More Langley walkers needed for Coldest Night of the Year

People are slow to register for this year’s charity walk to aid the Salvation Army’s Gateway of Hope.

This week’s dump of snow serves as a great reminder how fortunate most people in Langley are to have a roof over their heads.

But there are dozens and dozens of people in this community who are homeless, and a charity event coming up Saturday, Feb. 24 is designed to raise awareness and money to help those very people, said Shirley Stewart, coordinator of the fifth annual Coldest Night of the Year event.

Registration for the event is ramping up, she said. There are about 100 people already signed up, and the number is slowly creeping up close to last year’s total of 120 walkers.

“It’s Langley, people here always sign up for things last minute,” Stewart said.

Often, she added, people are waiting to see what the weather is like. But don’t do that, especially in this case.

“The weather shouldn’t deter people. After all, it is the Coldest Night of the Year event. It’s about experiencing what it’s like living on the streets, walking around in the cold and wet. Getting just a sense of what a homeless person’s life is like.”

There is still a need for more walkers and teams to register, Stewart said, noting there are only 15 teams currently signed up, and she’s hoping to see 25. Likewise, there is about $5,000 in pledges gathered. Their goal is to raise $20,000.

The walk includes a two-, five-, and 10-km route, with most people signed up so far for the five-km leg.

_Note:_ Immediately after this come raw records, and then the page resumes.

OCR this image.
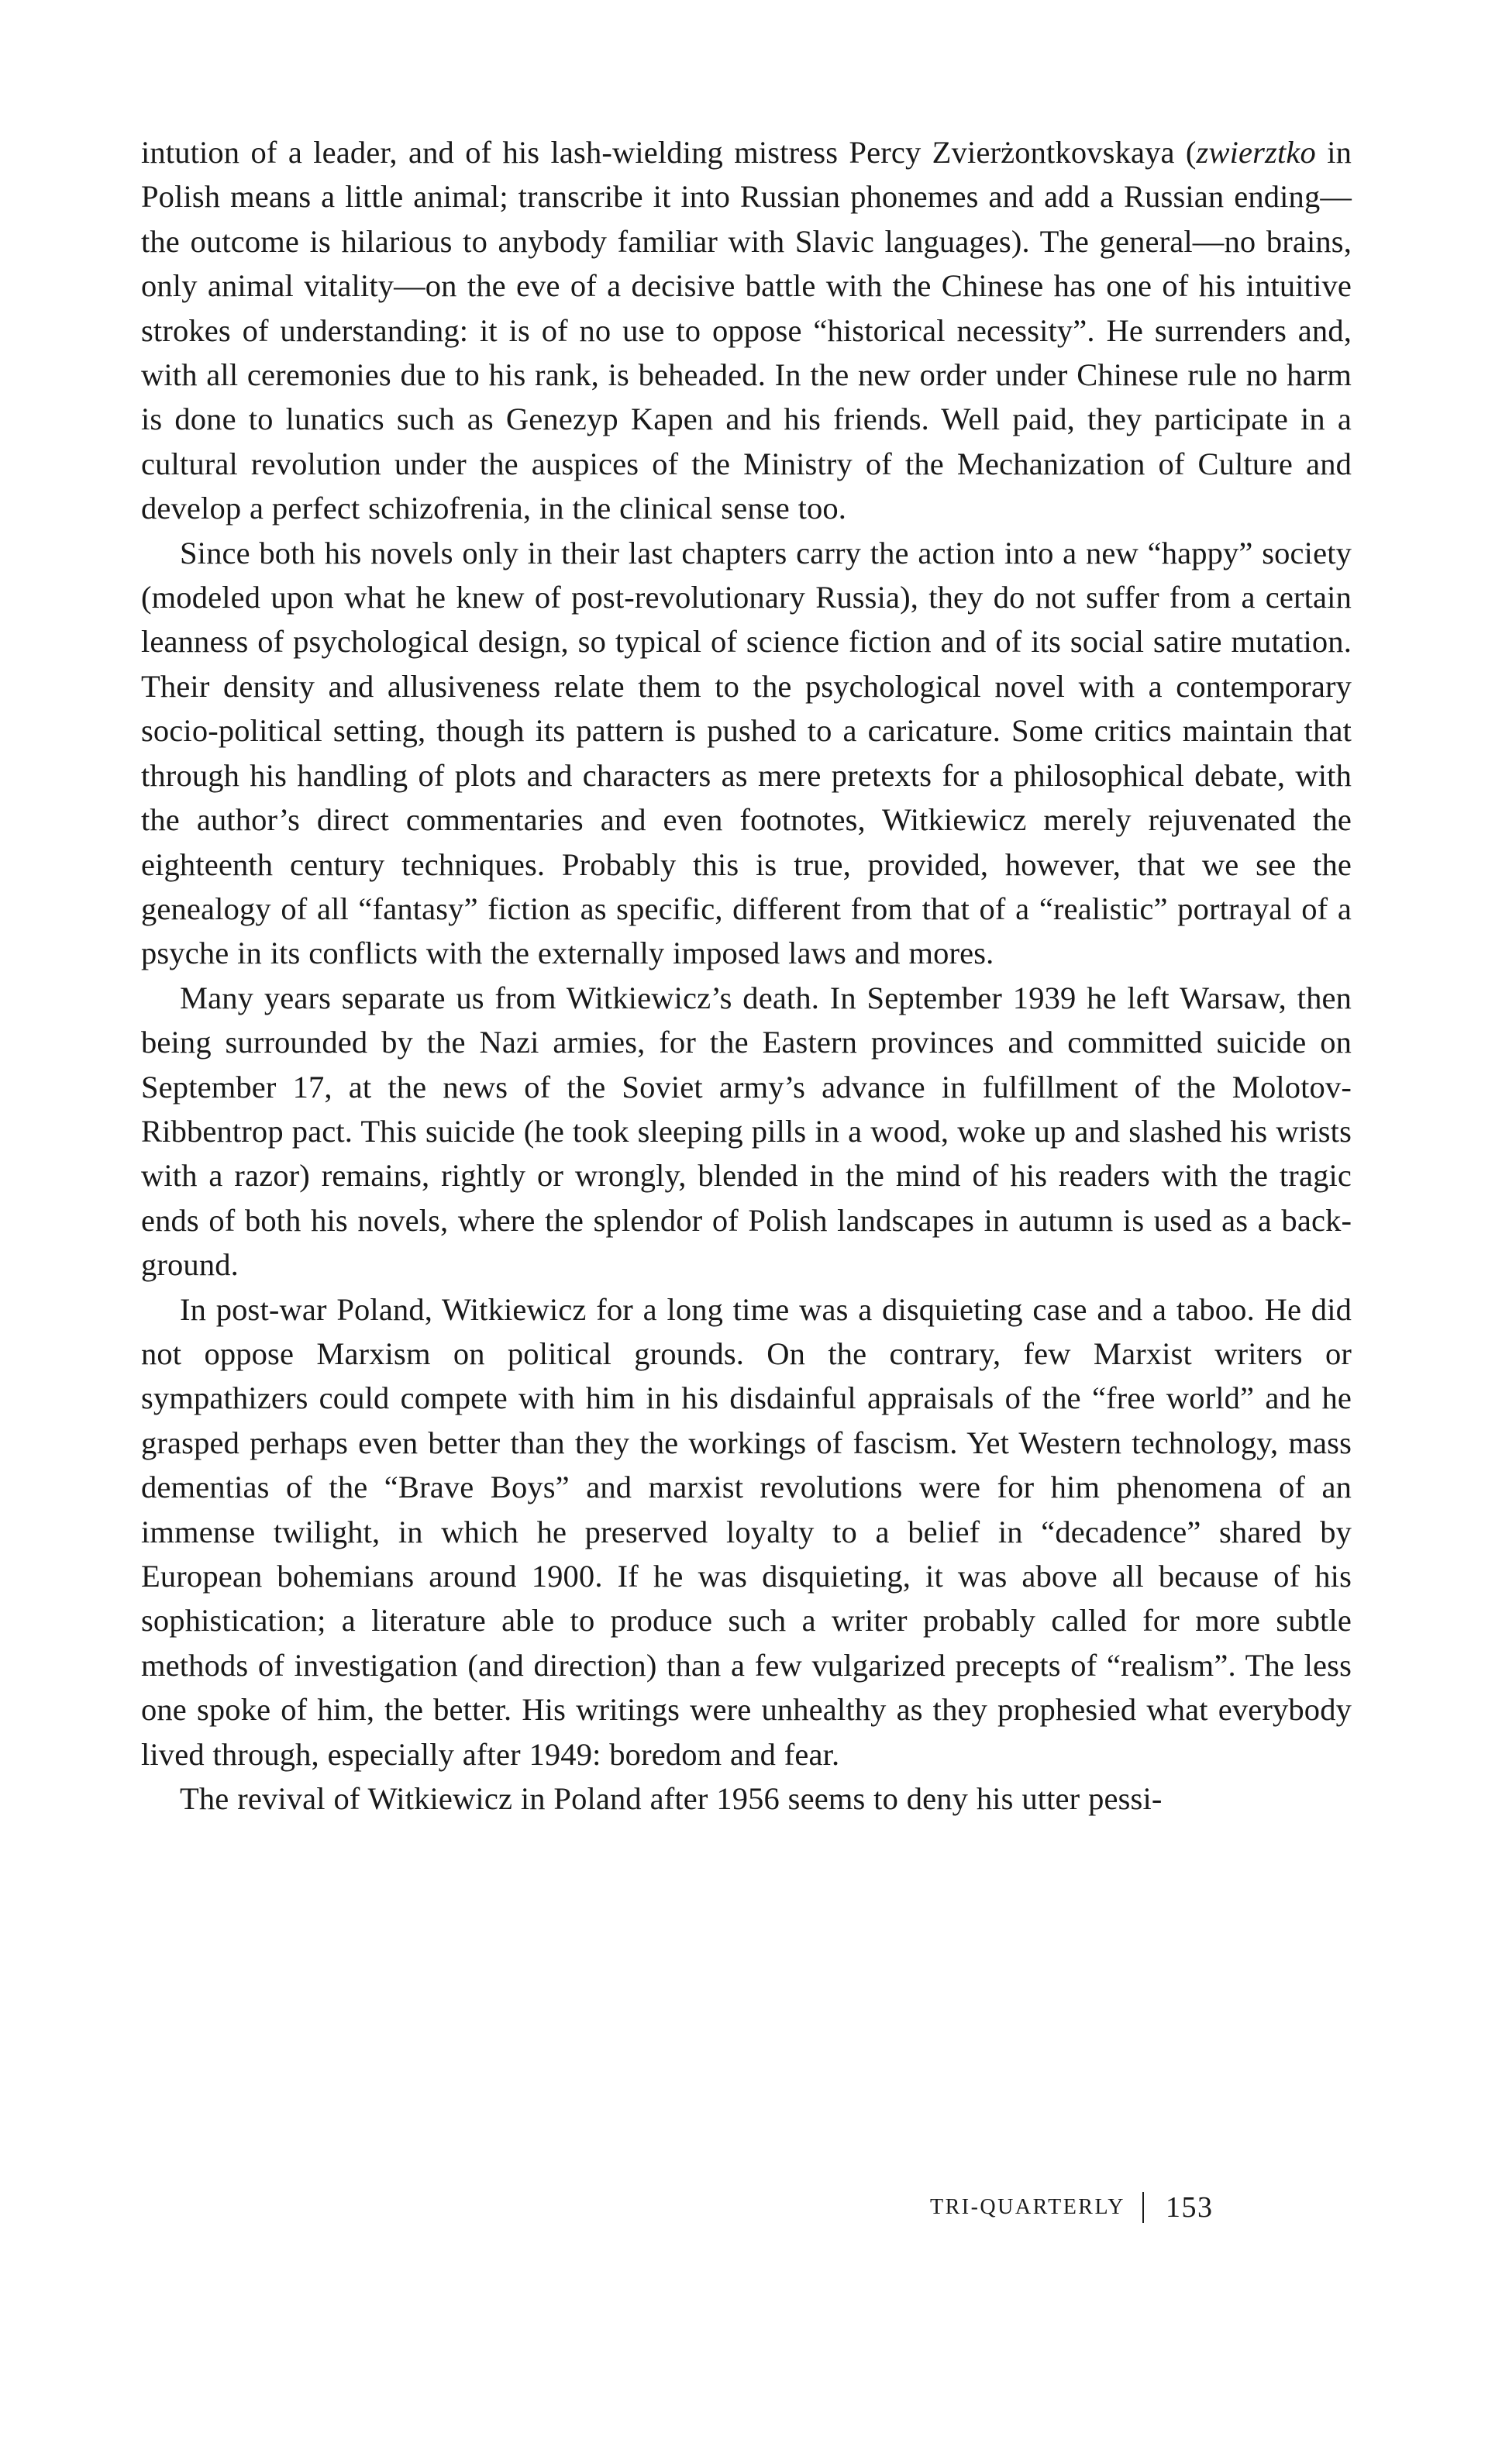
intution of a leader, and of his lash-wielding mistress Percy Zvierżontkovskaya (zwierztko in Polish means a little animal; transcribe it into Russian phonemes and add a Russian ending—the outcome is hilarious to anybody familiar with Slavic languages). The general—no brains, only animal vitality—on the eve of a decisive battle with the Chinese has one of his intuitive strokes of understanding: it is of no use to oppose “historical necessity”. He surrenders and, with all ceremonies due to his rank, is beheaded. In the new order under Chinese rule no harm is done to lunatics such as Genezyp Kapen and his friends. Well paid, they participate in a cultural revolution under the auspices of the Ministry of the Mechanization of Culture and develop a perfect schizofrenia, in the clinical sense too.

Since both his novels only in their last chapters carry the action into a new “happy” society (modeled upon what he knew of post-revolutionary Russia), they do not suffer from a certain leanness of psychological design, so typical of science fiction and of its social satire mutation. Their density and allusiveness relate them to the psychological novel with a contemporary socio-political setting, though its pattern is pushed to a caricature. Some critics maintain that through his handling of plots and characters as mere pretexts for a philosophical debate, with the author’s direct commentaries and even footnotes, Witkiewicz merely rejuvenated the eighteenth century techniques. Probably this is true, provided, however, that we see the genealogy of all “fantasy” fiction as specific, different from that of a “realistic” portrayal of a psyche in its conflicts with the externally imposed laws and mores.

Many years separate us from Witkiewicz’s death. In September 1939 he left Warsaw, then being surrounded by the Nazi armies, for the Eastern provinces and committed suicide on September 17, at the news of the Soviet army’s advance in fulfillment of the Molotov-Ribbentrop pact. This suicide (he took sleeping pills in a wood, woke up and slashed his wrists with a razor) remains, rightly or wrongly, blended in the mind of his readers with the tragic ends of both his novels, where the splendor of Polish landscapes in autumn is used as a background.

In post-war Poland, Witkiewicz for a long time was a disquieting case and a taboo. He did not oppose Marxism on political grounds. On the contrary, few Marxist writers or sympathizers could compete with him in his disdainful appraisals of the “free world” and he grasped perhaps even better than they the workings of fascism. Yet Western technology, mass dementias of the “Brave Boys” and marxist revolutions were for him phenomena of an immense twilight, in which he preserved loyalty to a belief in “decadence” shared by European bohemians around 1900. If he was disquieting, it was above all because of his sophistication; a literature able to produce such a writer probably called for more subtle methods of investigation (and direction) than a few vulgarized precepts of “realism”. The less one spoke of him, the better. His writings were unhealthy as they prophesied what everybody lived through, especially after 1949: boredom and fear.

The revival of Witkiewicz in Poland after 1956 seems to deny his utter pessi-

TRI-QUARTERLY 153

The event happens Saturday, Feb. 24, beginning and ending at the Gateway of Hope shelter on the Langley Bypass, next to Kwantlen Polytechnic University.

Registration starts at 4 p.m. Festivities get underway at 5 p.m., with the walk starting at 6. Hot chocolate and water stations are set up along the routes, and hotdogs, chili, and coffee will be available back at Gateway for those who participate in the walks.

“Rain or shine, it’s a go,” she said, noting it’s a family-friendly and accessible event. Organizers simply ask that people leave their dogs at home.

Funds raised from this year’s Coldest Night of the Year will be used to help the Gateway provide ongoing programs and services “to those needing them in Langleys,” Stewart said. They include emergency shelter, seasonal relief shelter, extreme weather response, transition housing, medical services, clothing and houseware assistance, food hampers, school supplies, and meals.

Registering to participate in the Coldest Night of the Year walk can be done online.